By: Meta Research
Each year, PhD students from around the world apply for the Meta PhD Fellowship, a program designed to encourage and support promising doctoral students who are engaged in innovative and relevant research related to computer science and engineering. Fellowship recipients receive tuition funding for up to two years to conduct their research at their respective universities, independently of Meta.
As a continuation of our Fellowship spotlight series, we’re highlighting Hsiang Hsu, a 2021 Meta PhD Fellow in applied statistics.
Hsiang is a PhD candidate in the Computer Science Department at Harvard University and is advised by Flavio P. Calmon. His research interests intersect with information theory and machine learning (ML), with applications in representation learning, privacy, fairness, and model multiplicity.
Hsiang is passionate about bringing the magic of ML to real-world applications. “To deploy machine learning in the real world, we need to understand it beyond just accuracy,” he says. “My goal is to make machine learning stable, reliable, and interpretable.” In his current research, Hsiang is working to resolve the Rashomon effect, in which models with competing performances make conflicting predictions on individual data samples. This phenomenon is named after the 1950 movie Rashômon, in which three people witness an event and share three different perspectives on what happened. Hsiang believes that, just like competing interpretations can obscure facts, the Rashomon effect can reduce the effectiveness of ML models.

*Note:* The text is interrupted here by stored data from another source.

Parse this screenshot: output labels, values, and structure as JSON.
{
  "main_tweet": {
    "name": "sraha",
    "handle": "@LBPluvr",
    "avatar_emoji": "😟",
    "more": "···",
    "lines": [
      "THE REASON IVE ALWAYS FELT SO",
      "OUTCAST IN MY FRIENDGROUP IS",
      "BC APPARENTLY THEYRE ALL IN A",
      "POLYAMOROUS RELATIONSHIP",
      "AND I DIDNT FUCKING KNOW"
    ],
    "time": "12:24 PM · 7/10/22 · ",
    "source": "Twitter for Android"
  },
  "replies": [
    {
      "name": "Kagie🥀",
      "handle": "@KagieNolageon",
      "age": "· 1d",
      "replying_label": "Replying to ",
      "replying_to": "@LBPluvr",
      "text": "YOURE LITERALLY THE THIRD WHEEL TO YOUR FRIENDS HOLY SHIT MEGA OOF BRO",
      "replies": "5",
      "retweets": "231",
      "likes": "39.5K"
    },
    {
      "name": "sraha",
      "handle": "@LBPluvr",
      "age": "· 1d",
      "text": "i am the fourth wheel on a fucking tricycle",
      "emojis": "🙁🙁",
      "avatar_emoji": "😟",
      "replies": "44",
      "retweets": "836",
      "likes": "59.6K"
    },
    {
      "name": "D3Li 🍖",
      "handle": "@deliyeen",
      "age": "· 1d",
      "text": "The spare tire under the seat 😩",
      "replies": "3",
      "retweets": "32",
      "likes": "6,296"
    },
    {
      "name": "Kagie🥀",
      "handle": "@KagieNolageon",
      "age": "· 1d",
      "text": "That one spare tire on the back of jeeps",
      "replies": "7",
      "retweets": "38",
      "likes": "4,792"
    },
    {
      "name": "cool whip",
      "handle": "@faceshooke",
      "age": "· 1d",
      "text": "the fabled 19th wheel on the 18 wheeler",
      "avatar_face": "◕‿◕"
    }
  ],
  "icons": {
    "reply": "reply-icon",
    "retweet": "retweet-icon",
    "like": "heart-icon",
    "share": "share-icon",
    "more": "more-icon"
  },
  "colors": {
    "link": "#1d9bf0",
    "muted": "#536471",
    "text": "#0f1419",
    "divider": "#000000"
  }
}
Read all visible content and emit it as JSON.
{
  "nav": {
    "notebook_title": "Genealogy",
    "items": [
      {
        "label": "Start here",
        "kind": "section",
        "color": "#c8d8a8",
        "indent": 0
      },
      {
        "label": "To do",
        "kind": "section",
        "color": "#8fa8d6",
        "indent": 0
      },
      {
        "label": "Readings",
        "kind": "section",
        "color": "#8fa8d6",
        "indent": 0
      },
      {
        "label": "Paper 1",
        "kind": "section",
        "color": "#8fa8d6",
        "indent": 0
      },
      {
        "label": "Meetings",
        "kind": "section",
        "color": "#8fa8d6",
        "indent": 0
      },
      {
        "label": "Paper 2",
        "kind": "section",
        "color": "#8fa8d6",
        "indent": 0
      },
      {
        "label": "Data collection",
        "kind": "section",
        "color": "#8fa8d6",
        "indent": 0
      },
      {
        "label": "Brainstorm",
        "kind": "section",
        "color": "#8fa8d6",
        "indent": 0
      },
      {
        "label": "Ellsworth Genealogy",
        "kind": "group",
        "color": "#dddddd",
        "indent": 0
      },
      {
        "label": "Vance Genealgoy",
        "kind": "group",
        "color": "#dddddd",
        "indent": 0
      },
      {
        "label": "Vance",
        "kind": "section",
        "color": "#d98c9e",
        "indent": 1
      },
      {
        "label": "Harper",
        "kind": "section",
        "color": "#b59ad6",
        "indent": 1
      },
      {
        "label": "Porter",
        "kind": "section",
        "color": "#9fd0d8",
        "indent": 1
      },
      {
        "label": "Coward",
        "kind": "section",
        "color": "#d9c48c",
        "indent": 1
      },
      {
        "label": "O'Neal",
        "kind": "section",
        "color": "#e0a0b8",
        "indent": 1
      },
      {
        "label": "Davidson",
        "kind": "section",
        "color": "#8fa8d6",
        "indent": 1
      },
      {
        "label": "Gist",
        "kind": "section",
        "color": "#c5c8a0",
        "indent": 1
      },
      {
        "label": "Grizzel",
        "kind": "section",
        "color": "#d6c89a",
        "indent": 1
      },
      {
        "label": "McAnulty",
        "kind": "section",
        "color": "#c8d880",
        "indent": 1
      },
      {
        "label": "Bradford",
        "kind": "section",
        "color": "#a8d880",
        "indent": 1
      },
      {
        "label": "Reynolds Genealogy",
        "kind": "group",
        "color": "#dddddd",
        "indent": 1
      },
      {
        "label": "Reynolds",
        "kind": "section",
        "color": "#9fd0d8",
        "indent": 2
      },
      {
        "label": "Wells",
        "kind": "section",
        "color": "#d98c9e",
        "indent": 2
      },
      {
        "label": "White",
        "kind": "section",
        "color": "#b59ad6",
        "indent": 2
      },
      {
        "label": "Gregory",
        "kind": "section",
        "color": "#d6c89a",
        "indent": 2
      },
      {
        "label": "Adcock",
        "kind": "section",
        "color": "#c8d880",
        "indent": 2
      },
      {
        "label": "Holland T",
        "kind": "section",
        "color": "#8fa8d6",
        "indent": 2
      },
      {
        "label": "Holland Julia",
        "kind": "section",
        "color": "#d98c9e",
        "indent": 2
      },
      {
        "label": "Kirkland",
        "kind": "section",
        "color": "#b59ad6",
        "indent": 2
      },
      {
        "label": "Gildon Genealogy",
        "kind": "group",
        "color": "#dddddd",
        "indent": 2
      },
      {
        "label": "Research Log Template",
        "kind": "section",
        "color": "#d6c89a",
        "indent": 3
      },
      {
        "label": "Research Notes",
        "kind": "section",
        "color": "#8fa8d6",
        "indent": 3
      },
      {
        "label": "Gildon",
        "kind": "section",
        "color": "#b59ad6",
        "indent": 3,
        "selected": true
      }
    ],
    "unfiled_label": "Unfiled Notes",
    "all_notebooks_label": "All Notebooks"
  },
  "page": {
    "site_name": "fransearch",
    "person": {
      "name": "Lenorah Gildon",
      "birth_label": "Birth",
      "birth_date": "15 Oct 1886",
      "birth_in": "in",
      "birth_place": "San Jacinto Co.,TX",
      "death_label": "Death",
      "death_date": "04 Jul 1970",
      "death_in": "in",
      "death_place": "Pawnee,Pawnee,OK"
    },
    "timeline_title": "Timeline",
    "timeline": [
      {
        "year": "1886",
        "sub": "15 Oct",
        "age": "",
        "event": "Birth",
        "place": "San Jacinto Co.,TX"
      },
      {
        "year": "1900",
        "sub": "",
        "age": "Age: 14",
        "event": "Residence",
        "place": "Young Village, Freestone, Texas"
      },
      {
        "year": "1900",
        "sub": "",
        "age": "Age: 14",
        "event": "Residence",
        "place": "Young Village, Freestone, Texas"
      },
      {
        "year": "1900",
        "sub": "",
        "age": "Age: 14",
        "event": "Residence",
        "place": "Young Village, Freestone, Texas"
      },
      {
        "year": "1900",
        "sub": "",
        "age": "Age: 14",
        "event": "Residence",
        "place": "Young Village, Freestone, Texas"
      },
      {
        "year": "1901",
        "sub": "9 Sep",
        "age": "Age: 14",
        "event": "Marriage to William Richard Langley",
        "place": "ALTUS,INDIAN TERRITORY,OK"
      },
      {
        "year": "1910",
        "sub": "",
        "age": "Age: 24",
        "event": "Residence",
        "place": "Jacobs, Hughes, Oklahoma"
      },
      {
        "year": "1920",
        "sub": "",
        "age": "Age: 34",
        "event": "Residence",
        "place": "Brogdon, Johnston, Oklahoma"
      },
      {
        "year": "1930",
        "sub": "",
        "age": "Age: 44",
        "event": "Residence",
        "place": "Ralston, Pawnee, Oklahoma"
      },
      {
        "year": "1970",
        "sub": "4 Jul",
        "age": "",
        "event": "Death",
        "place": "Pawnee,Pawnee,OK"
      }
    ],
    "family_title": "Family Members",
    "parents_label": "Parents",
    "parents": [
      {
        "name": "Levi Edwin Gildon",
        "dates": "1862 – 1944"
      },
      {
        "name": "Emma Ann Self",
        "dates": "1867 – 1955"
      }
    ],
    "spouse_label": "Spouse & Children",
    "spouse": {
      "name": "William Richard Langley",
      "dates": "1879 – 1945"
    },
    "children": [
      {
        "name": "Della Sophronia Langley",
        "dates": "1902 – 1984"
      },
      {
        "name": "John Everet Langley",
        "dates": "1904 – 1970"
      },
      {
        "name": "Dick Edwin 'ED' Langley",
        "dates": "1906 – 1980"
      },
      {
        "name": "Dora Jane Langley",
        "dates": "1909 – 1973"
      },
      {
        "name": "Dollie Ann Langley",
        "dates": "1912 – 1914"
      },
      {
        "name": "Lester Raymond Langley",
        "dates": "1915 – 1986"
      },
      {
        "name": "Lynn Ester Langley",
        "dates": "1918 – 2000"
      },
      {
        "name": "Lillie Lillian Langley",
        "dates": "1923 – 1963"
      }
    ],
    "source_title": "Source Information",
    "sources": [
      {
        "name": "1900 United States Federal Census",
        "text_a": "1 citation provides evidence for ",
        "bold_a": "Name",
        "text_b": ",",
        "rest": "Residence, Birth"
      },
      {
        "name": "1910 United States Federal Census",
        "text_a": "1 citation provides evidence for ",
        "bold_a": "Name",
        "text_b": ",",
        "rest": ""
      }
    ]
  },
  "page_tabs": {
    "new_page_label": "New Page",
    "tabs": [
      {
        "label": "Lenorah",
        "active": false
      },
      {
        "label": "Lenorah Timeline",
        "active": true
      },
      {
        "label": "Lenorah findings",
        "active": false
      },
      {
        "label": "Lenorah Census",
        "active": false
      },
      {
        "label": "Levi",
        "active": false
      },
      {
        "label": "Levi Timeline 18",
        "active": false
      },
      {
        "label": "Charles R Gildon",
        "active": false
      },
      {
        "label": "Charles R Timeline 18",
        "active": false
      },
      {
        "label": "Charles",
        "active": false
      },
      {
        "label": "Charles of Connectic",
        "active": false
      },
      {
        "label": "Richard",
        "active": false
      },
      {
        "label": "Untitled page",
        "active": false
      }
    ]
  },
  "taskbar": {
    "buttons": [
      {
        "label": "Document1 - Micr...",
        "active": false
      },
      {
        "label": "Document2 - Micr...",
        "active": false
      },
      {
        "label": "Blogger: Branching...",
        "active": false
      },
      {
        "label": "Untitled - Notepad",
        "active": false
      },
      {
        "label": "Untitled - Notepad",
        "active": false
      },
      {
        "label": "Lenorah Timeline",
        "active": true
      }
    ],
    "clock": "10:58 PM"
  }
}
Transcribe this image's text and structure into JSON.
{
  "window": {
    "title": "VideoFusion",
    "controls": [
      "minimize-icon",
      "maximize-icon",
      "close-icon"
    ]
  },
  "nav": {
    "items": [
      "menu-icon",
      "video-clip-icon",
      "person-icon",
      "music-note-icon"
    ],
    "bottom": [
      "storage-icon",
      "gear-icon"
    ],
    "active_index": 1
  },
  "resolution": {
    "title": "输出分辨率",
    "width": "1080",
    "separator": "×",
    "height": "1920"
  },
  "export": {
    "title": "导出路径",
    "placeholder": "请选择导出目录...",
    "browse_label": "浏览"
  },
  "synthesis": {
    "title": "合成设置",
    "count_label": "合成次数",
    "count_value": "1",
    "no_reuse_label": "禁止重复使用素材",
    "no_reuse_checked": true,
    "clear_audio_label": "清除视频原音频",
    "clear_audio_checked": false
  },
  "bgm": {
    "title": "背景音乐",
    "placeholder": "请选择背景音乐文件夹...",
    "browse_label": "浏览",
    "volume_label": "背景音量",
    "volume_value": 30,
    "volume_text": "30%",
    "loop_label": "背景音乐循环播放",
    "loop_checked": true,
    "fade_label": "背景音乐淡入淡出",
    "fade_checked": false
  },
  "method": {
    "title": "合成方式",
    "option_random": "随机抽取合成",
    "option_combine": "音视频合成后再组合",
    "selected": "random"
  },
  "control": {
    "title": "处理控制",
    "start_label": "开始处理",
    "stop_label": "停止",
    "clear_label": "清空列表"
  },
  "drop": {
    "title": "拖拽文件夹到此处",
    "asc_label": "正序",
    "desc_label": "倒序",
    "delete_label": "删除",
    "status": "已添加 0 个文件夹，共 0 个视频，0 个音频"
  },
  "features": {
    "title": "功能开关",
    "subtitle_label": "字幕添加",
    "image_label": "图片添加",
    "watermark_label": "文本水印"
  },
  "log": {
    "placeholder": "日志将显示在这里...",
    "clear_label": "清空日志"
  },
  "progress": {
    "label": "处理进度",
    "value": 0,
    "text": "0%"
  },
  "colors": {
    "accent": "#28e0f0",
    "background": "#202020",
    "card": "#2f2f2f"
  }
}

“When people practice machine learning, there are random factors and classifiers that need to be trained,” Hsiang explains. He published a research paper validating that randomness exists across models in different fields, from banking to text predictions to audio detection. “One hospital may predict that a patient has cancer, while another hospital may predict they don’t,” he says. “People get hurt when this randomness is not accounted for. Right now, researchers and product developers aren’t looking at the individual-level impact of this randomness in machine learning, and I want to advocate for creating models with fairness.” To start, Hsiang recently proposed a new metric to quantify the Rashomon effect in classification problems and report the Rashomon effect in ML pipelines.
Hsiang’s aspiration to be part of an innovative research lab led him to Meta. “Not only does Meta focus on fair decision-making and privacy research, but it has data at scale to work with,” he says. “It’s one of the reasons I was drawn to this Fellowship and why I want to join Meta full-time once I complete my PhD. I’ve also enjoyed collaborating with many researchers I admire. I feel empowered to make a positive difference.”
For Fellowship candidates looking to drive impact, Hsiang says don’t give up. “I applied several times before being accepted into the Fellowship,” he says, smiling. “Don’t be discouraged if you don’t get it on your first try. This Fellowship gave me the freedom to work on what I wanted. Just be clear on your research, what you want to do, and how you’re going to achieve it.”